Picking A Small Business Accounting Program
by: Stephen
L. Nelson, CPA
A small business accounting program should
accomplish three tasks: track income and expenses, generate business
forms, and keep detailed records for other assets and liabilities.
Tracking Income and Expenses
The task of tracking a business's income and
expense is really the most important job of an accounting system. If
you own or manage a small business, obviously, you need some tool for
measuring your income and your cash flow.
Although checkbook programs like Quicken and
Microsoft Money does little more than keep a checkbook, you can
actually keep financial records for a business right out of a
checkbook. To do this, you simply categorize deposits as falling into
some income category. And when you write a check or make some other
withdrawal, you categorize expenses as falling into some expense
category.
One problem with using a checkbook program,
however, is that by using a checkbook program, you are implicitly using
cash-basis accounting to track your income and expenses. Cash-basis
accounting counts income when you receive a deposit and counts expense
when you write a check.
Cash-basis accounting is easy to understand, and
that means you are less likely to make errors in implementing it.
However, cash-basis accounting is generally too imprecise for more
complicated businesses. If you use inventory in your business, for
example, cash-basis accounting isn't very accurate-and the Internal
Revenue Service does not allow it.
And there are other circumstances, too, in which
cash-basis accounting produces serious and usually unacceptable errors
in precision. For example, if you often receive money before you have
actually earned it or if you often incur expenses long before you
actually have to pay for them, you need to use a more sophisticated
accounting program than a checkbook program.
Generating Business Forms
The second task that a small business accounting
program should help you with is the generation of business forms. The
most common business form is simply a check. Any checkbook program help
you do this. Other business forms that small businesses commonly need
to produce include invoices, credit memos, monthly statements, purchase
orders, and so forth.
If you have a small business with very simple form
requirements-perhaps you need only checks-then a checkbook program may
work very well for you.
However, if you have extensive or complicated
business form generation requirements, a more full-featured small
business accounting package, such as Intuit's QuickBooks, Peachtree's
Complete Accounting, or Microsoft Small Business Accounting will do a
better job for you.
If you produce more complicated forms, but you
produce these other forms with a word processing program, then a
checkbook program may still work for you.

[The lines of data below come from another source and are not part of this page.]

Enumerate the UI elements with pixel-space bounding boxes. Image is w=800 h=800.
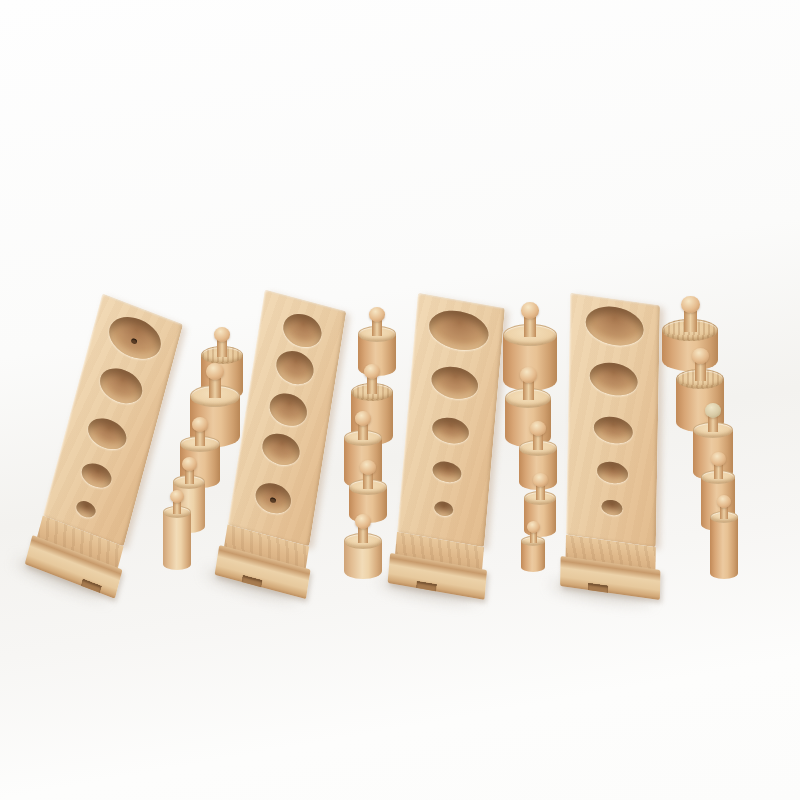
cylinder-knob xyxy=(182,457,197,471)
cylinder-knob xyxy=(170,490,184,503)
cylinder-knob-stem xyxy=(684,310,697,332)
block-hole xyxy=(593,414,632,445)
block-hole xyxy=(280,309,323,351)
block-hole xyxy=(433,500,453,517)
cylinder-knob-stem xyxy=(524,316,536,337)
knobbed-cylinder xyxy=(344,533,382,579)
knobbed-cylinder xyxy=(521,536,545,572)
cylinder-body xyxy=(163,512,191,570)
block-hole xyxy=(85,413,130,454)
block-hole xyxy=(254,479,294,517)
cylinder-knob xyxy=(705,403,721,418)
cylinder-knob xyxy=(711,452,726,466)
cylinder-knob xyxy=(355,411,371,426)
block-1 xyxy=(29,293,183,598)
block-3 xyxy=(392,293,505,601)
block-top-face xyxy=(566,293,660,548)
block-hole xyxy=(260,430,302,470)
cylinder-body xyxy=(710,517,738,579)
cylinder-knob xyxy=(206,363,224,380)
cylinder-knob xyxy=(192,417,208,432)
block-top-face xyxy=(228,290,347,547)
block-hole xyxy=(585,303,644,349)
cylinder-knob xyxy=(527,521,540,533)
block-hole xyxy=(75,498,98,520)
knobbed-cylinder xyxy=(163,506,191,570)
block-hole xyxy=(268,389,310,430)
cylinder-knob xyxy=(364,364,380,379)
hole-pinhole xyxy=(131,338,138,345)
cylinder-knob xyxy=(692,348,709,364)
block-4 xyxy=(565,293,660,602)
cylinder-knob xyxy=(533,473,548,487)
knobbed-cylinder xyxy=(710,511,738,579)
block-hole xyxy=(430,363,479,402)
block-top-face xyxy=(397,293,505,547)
knobbed-cylinder xyxy=(505,388,551,447)
block-hole xyxy=(589,360,637,399)
cylinder-knob xyxy=(681,296,700,313)
cylinder-knob-stem xyxy=(695,361,706,381)
product-photo xyxy=(0,0,800,800)
cylinder-knob-stem xyxy=(523,380,534,400)
cylinder-knob xyxy=(521,302,539,319)
cylinder-knob-stem xyxy=(209,377,221,398)
block-hole xyxy=(431,414,470,445)
cylinder-knob xyxy=(214,327,230,342)
block-hole xyxy=(428,306,491,354)
block-hole xyxy=(601,498,622,516)
block-hole xyxy=(274,347,316,388)
block-hole xyxy=(79,459,114,491)
cylinder-knob xyxy=(355,514,371,529)
block-hole xyxy=(105,310,166,366)
block-hole xyxy=(431,459,461,484)
block-hole xyxy=(96,362,146,409)
cylinder-knob xyxy=(717,495,731,508)
cylinder-knob xyxy=(369,307,385,322)
block-hole xyxy=(596,459,627,484)
cylinder-knob xyxy=(530,421,546,436)
hole-pinhole xyxy=(270,497,277,503)
knobbed-cylinder xyxy=(662,319,718,371)
cylinder-knob xyxy=(520,367,537,383)
cylinder-knob xyxy=(360,460,376,475)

Detailed Record Keeping for Other Assets and
Liabilities
The third task that a small business accounting
program should help you with is detailed record keeping of your most
important assets and liabilities. A checkbook program lets you keep
good detailed records of cash, and for some businesses that is the
principal asset. But many small businesses have other significant
assets and liabilities they need to track, for example, accounts
receivables, inventory, and vendor payables.
Whether or not a particular software program's
accounting tools provide adequate asset and liability record keeping
depends on the situation. However, no small business accounting program
does everything you need it to do. Any accounting program that provides
an extensive list of features, by its very nature, becomes a challenge
to use. For example, moving to the accrual basis of accounting adds an
entire layer of complexity to financial record keeping, and keeping
detailed records of inventory adds another layer.
For these reasons, even when a particular program
doesn't do everything you need it to do, your best choice still may be
to use the program-and then simply live with its shortcomings.